A lot of mainstream media feels regrettably forgettable and impersonal, the most obvious example being the lack of diverse roles and stories. I would loathe to think that myself as a daydreaming young aspiring artist, would grow up, finally become an artist, be in a position to communicate and work with a bigger megaphone, only to be afraid to speak up and show myself.
Q: What are your ultimate goals with your work?
A: I’m very engaged with the act of making the work to transform myself, whether it is overtly investigating my personal history, looking at experiences from different angles, investigating and teaching myself more about communities or connecting with others by telling their stories to new audiences. Hopefully the artefact or evidence of that process is transformative for audiences too!
Despite my best efforts, it’s difficult for me to depart from recurring themes of identity – particularly migration, abandonment, rebuilding, inexplicable loss and absence, race and power. These same ideas run under all my stories and art, whether they’re historical recounts or Gothic fiction, but working in different modes lets me grapple with these themes from new perspectives.
For example, I did a comic about my parent’s time in a Malaysian refugee camp. Their recounts were always cursory and romanticized, making it difficult to look directly and objectively at a part of history they’ve long left in the past and aren’t eager to revisit, but it let me empathize with them, not least as a very young couple in love and learning to raise a family in extraordinary circumstances.
Then I have "The Boat" based on Nam Le’s short story.Having the benefit of another writer’s research and experience into the same moment in history and involving the same locations and even character types, let me look much more directly at a very personal part of my family’s identity with the benefit of being remove with ‘fiction’.
Q: Would you like to do more interactive comics of this nature in the future?
A: I’d love to explore more with interactive comics, particularly with an original work created specifically for the digital space and this particular medium.
The Boat presented such a huge challenge.

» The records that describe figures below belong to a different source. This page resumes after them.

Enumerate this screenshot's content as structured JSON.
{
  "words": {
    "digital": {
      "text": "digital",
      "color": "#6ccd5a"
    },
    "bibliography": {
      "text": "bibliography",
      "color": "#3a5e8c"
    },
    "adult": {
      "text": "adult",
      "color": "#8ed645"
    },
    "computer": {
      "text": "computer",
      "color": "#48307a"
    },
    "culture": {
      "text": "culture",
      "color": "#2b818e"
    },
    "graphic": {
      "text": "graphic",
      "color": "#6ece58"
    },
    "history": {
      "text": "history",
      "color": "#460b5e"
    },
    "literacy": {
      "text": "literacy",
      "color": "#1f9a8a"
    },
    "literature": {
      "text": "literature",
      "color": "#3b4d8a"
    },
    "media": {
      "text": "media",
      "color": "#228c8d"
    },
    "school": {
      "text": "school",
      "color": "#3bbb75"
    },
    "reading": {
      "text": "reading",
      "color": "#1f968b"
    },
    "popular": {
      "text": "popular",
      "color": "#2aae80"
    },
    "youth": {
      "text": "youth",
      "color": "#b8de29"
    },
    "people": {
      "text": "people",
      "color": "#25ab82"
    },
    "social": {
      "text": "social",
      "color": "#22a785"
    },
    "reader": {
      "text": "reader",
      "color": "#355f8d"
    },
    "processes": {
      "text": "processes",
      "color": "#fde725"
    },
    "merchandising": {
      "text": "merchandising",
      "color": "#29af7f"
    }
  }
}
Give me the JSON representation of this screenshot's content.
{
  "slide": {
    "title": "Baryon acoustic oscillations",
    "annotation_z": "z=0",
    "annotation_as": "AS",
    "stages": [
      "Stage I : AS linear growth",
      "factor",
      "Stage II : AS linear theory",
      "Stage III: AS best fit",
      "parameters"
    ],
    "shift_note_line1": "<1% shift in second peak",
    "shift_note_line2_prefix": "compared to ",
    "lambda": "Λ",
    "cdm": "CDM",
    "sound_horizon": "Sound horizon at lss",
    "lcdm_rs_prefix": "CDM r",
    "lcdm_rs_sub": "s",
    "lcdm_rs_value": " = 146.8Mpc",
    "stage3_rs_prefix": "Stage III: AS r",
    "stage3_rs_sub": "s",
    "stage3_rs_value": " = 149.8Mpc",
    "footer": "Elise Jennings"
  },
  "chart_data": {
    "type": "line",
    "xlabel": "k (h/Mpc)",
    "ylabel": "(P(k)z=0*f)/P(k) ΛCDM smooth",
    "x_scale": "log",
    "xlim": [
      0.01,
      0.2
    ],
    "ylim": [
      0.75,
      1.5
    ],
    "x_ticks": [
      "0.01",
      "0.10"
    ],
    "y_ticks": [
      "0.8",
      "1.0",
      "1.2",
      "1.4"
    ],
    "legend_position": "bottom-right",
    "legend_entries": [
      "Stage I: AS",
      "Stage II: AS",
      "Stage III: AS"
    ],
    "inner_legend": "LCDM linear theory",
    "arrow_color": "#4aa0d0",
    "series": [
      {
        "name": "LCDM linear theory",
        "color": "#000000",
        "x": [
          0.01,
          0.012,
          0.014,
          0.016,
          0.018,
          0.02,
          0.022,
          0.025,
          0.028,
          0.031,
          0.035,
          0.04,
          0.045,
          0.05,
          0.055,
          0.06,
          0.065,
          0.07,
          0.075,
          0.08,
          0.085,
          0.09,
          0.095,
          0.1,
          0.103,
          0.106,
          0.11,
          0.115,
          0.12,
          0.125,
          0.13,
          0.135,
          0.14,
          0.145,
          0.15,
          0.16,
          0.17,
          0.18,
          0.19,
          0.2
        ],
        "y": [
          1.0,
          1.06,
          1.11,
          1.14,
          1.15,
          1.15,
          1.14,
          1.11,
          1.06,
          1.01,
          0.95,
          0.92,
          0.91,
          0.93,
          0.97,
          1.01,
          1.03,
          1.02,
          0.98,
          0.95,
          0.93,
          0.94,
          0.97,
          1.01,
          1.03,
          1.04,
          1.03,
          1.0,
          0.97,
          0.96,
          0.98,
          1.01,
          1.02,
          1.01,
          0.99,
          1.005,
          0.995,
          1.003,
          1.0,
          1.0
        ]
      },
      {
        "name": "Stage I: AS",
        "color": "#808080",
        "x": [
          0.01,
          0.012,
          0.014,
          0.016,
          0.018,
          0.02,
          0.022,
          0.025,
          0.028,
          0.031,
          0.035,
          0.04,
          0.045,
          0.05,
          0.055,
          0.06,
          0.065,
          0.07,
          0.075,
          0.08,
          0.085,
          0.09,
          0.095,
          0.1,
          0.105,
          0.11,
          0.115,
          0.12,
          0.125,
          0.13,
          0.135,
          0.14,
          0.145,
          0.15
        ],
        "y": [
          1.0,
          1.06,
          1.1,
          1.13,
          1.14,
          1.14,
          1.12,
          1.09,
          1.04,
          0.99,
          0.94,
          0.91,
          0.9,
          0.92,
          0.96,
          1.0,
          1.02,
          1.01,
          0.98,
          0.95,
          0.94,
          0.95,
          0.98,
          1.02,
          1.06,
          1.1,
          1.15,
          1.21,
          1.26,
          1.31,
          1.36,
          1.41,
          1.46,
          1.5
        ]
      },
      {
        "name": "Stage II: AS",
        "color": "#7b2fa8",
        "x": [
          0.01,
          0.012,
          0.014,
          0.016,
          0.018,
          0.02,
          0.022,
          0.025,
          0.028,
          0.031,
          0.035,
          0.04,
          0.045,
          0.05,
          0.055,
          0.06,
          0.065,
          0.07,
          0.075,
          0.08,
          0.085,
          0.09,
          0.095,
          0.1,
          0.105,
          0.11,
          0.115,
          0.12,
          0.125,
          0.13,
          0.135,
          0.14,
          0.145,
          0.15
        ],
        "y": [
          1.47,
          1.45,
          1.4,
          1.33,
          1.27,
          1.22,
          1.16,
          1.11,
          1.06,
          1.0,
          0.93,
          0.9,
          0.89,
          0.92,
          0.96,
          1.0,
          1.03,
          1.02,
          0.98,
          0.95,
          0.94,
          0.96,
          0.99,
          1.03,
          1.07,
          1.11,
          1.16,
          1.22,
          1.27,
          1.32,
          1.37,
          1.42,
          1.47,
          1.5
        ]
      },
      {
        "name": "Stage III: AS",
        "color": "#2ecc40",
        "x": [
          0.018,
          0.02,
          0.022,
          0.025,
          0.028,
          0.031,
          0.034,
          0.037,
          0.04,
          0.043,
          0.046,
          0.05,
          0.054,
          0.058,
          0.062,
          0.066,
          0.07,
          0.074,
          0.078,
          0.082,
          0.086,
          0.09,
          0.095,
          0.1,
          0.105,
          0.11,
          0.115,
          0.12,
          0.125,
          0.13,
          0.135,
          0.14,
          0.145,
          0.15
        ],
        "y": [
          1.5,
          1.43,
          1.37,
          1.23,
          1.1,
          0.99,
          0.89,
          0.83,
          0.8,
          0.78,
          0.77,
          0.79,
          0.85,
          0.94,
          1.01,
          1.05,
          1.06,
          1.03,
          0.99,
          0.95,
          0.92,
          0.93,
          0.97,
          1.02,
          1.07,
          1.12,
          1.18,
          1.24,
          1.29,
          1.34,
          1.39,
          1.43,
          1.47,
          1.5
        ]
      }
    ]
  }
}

It is already enough of a dilemma to adapt source material into the comics medium, but on top of that we had to research and design a new online presentation for comics from scratch, and then introduced disciplines beyond comics into the presentation – footage, animation and sound design. This project gave me a chance to explore the greatest boundaries of interactive and then make some choices about how to tell this one, particular story, but there are so many opportunities for story telling left on the table. We didn’t even use color!
The opportunity to make work specifically designed for interactive comics itself, and free from source material, whether that’s history or an adaptation from another medium, would expand the possibilities for what a creator could do with interactive comics.
I also toy with the idea of another adaptation, to make a work that is more about the transformation of the work itself. Where the point of the adaptation itself is its departure and possibility for change, rather than its similarities which can come across as a bit of a cerebral, tick-box exercise.
Q: What’s next on your plate?
A: I’m currently working on some animation for rock concert projection, illustrating a short story collection, and putting together posters and projection for an arts festival! An exhibition and more writing is further down the pipeline, always being chipped away at.
Thank you to Matt Huynh for taking the time to answer our questions. It was a huge honor.